When we look at the cost of prolonged stress on our bodies, it impairs our sleep quality and overall energy levels. It robs of us the emotional tools to deal with life, our kids, our spouse and other responsibilities. It completely drains our tank. It takes time and effort to process all the emotions coursing through us, but actually making time to do so will put us in a better place to help others and help ourselves. It will also open us to the possibility of new opportunities that are waiting for us on the other side of struggle.
We cannot fix the external stressors bearing down on us, but we can make time to process them and connect with how it’s making an impact. We’ve found that for us and our clients, the daily practice of slowing down to tune in and engage yourself is essential. With this practice, you understand the layers of emotion at a much deeper level, which helps you then clarify what you need to do to actually address the things you can change and release the things you can’t.
Specifically taking time to journal can help. Upon waking, dedicating 15-20 minutes to writing about your current thoughts, helps you to organize, label emotions and acknowledge traumatic events. Some days it may be as simple as getting it on paper so you can forget about it. Other days, you may unleash a torrid of emotion where you realize what you thought you was bothering you was merely masking a much different issue. It’s one of the very best tools available for caring for yourself.
Journaling is merely one step to caring for your emotional and mental self. Sharing some of your struggles and being able to confidently talk through difficult things with a trusted companion is also beneficial. If journaling doesn’t help and you feel you’re are struggling, reaching out to someone you trust becomes crucial. If you are needing more support than what a friend or family member could provide consider reaching out to a professional counselor. Most professional counselors have transitioned to virtual practices (for the time being) because the trauma of what we are going through right now, is real. You may be fine now, but you may also realize in the future that you do need some help. It is usually easier to get out in front of some of the difficult things we might be struggling with than waiting until we are at the “end-of-our-ropes”, so consider this thoroughly as you examine your individual needs.
Also realize that the circumstances that we are in right now may bring up old feelings and issues to work through that have little to do with our current circumstances. It’s only that our situation triggered the need to deal with them.
Ultimately, we have to make time to deal with feelings we’d rather avoid, like grief and anxiety. It takes courage and it can be a difficult process, but it can also be a very good one. Growth happens when we are moved outside of our comfort zone.

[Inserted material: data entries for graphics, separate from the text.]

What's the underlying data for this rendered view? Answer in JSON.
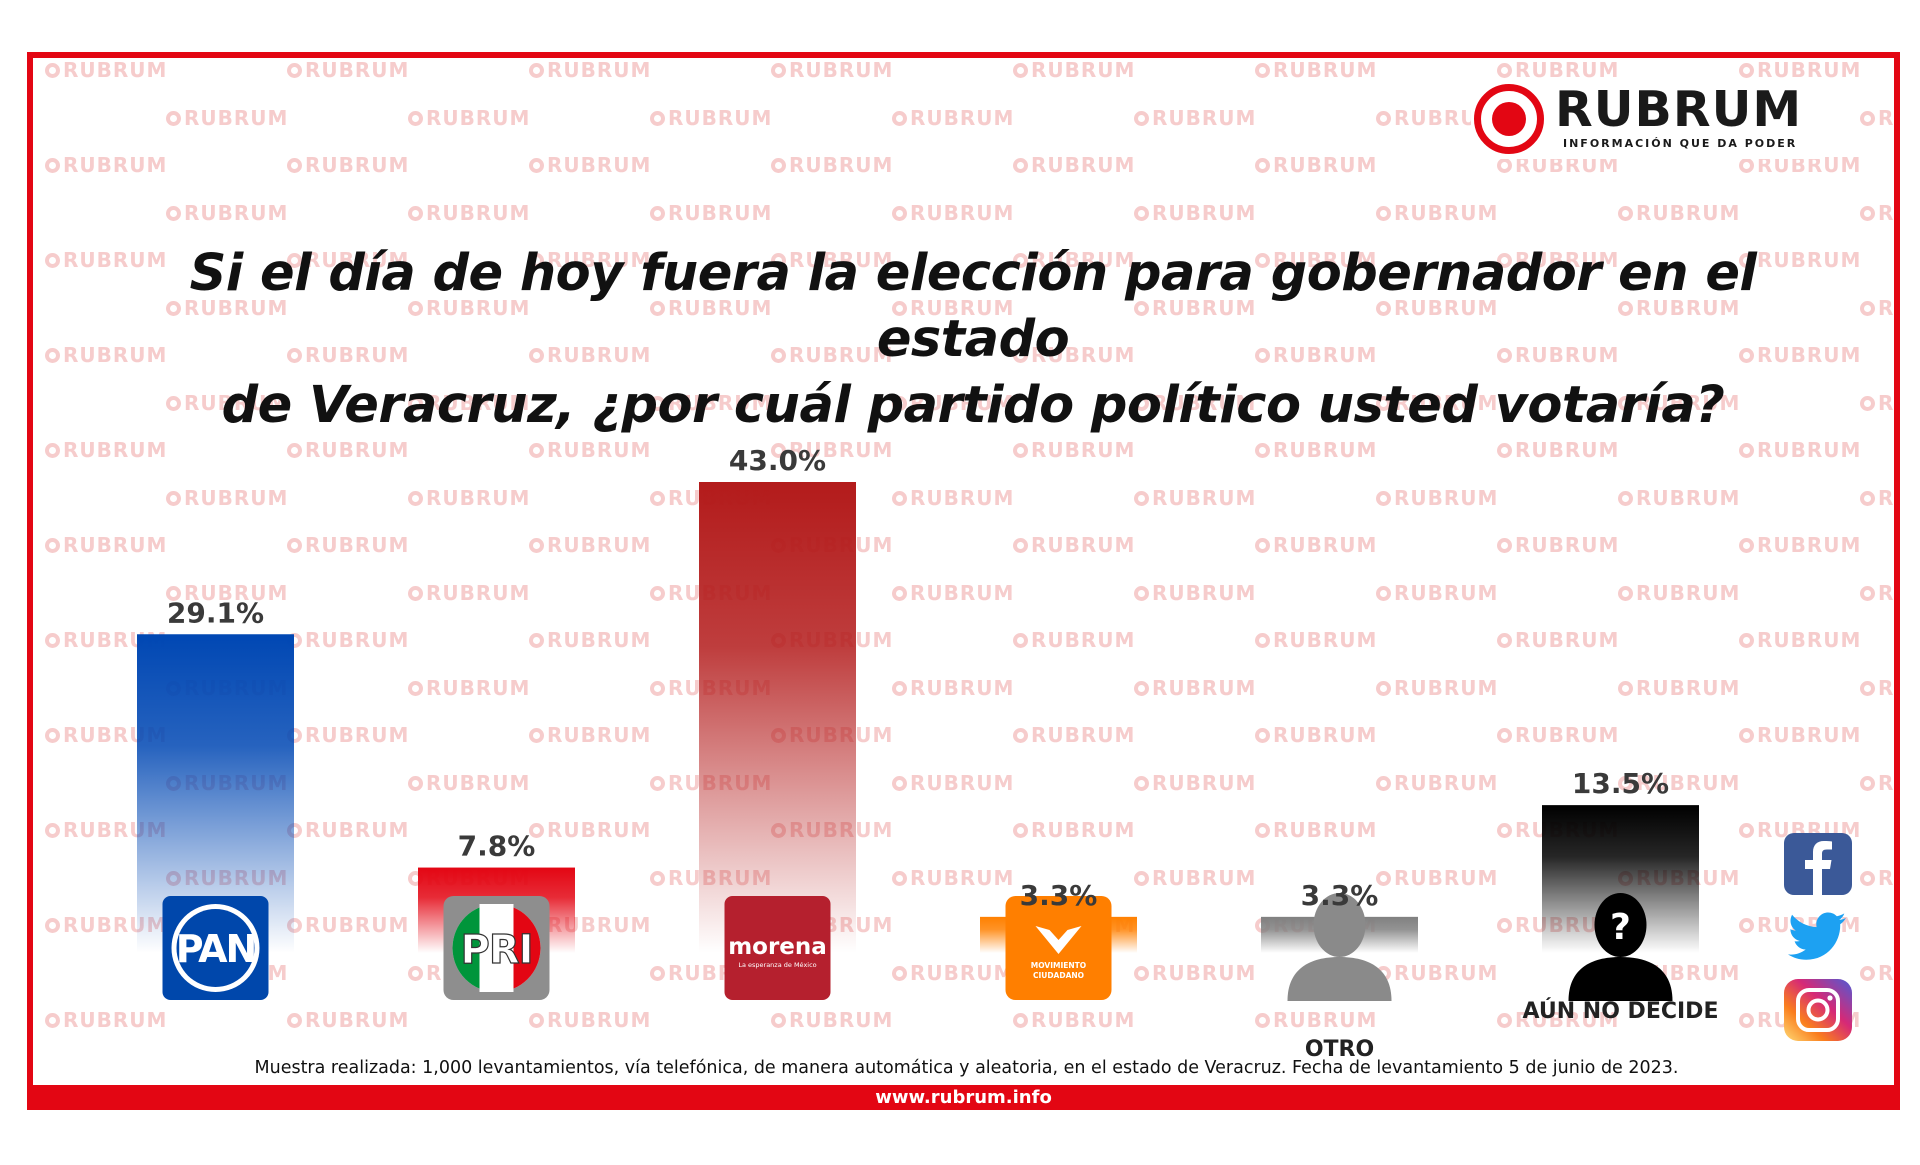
{
  "brand": {
    "name": "RUBRUM",
    "tagline": "INFORMACIÓN QUE DA PODER",
    "watermark_text": "RUBRUM",
    "accent_color": "#e30613"
  },
  "title_lines": [
    "Si el día de hoy fuera la elección para gobernador en el estado",
    "de Veracruz, ¿por cuál  partido político usted votaría?"
  ],
  "chart_data": {
    "type": "bar",
    "categories": [
      "PAN",
      "PRI",
      "morena",
      "MOVIMIENTO CIUDADANO",
      "OTRO",
      "AÚN NO DECIDE"
    ],
    "values": [
      29.1,
      7.8,
      43.0,
      3.3,
      3.3,
      13.5
    ],
    "value_labels": [
      "29.1%",
      "7.8%",
      "43.0%",
      "3.3%",
      "3.3%",
      "13.5%"
    ],
    "category_labels_shown": [
      "",
      "",
      "",
      "",
      "OTRO",
      "AÚN NO DECIDE"
    ],
    "logos": [
      {
        "name": "pan-logo",
        "text": "PAN",
        "color": "#0047ab"
      },
      {
        "name": "pri-logo",
        "text": "PRI",
        "colors": [
          "#00953b",
          "#ffffff",
          "#e30613"
        ]
      },
      {
        "name": "morena-logo",
        "text": "morena",
        "subtext": "La esperanza de México",
        "color": "#b5202e"
      },
      {
        "name": "mc-logo",
        "text": "MOVIMIENTO CIUDADANO",
        "color": "#ff7f00"
      },
      {
        "name": "otro-person-icon",
        "color": "#8a8a8a"
      },
      {
        "name": "undecided-person-icon",
        "color": "#000000"
      }
    ],
    "bar_colors": [
      "#0047b3",
      "#e30613",
      "#b31b1b",
      "#ff8000",
      "#808080",
      "#000000"
    ],
    "ylim": [
      0,
      43
    ],
    "grid": false,
    "legend": "none",
    "xlabel": "",
    "ylabel": ""
  },
  "social": [
    "facebook-icon",
    "twitter-icon",
    "instagram-icon"
  ],
  "footer": {
    "note": "Muestra realizada: 1,000 levantamientos, vía telefónica, de manera automática y aleatoria, en el estado de Veracruz. Fecha de levantamiento 5 de junio de 2023.",
    "website": "www.rubrum.info"
  }
}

At least a couple times a week, make time to also acknowledge what you’re grateful for in this life. It helps to refocus your perspective on all that’s in motion and your life as a whole.
Finally, we’d encourage you to be consistent. Don’t just journal when you’re upset. Make it part of your weekly routine to check in with yourself. Questions you may want to ask yourself, if you’re struggling to write:
- How are you really right now?
- How did you feel when that happened?
- What was it like when your spouse came home and said …?
- What does this mean for you?
- What does this mean for your family?
These can be hard answers to find and process, but they will help you sort your feelings to grieve and heal. You won’t be the same on the other side of this, but why would you be the same? A huge life event has happened. None of us will be the same, but most certainly we can be whole again.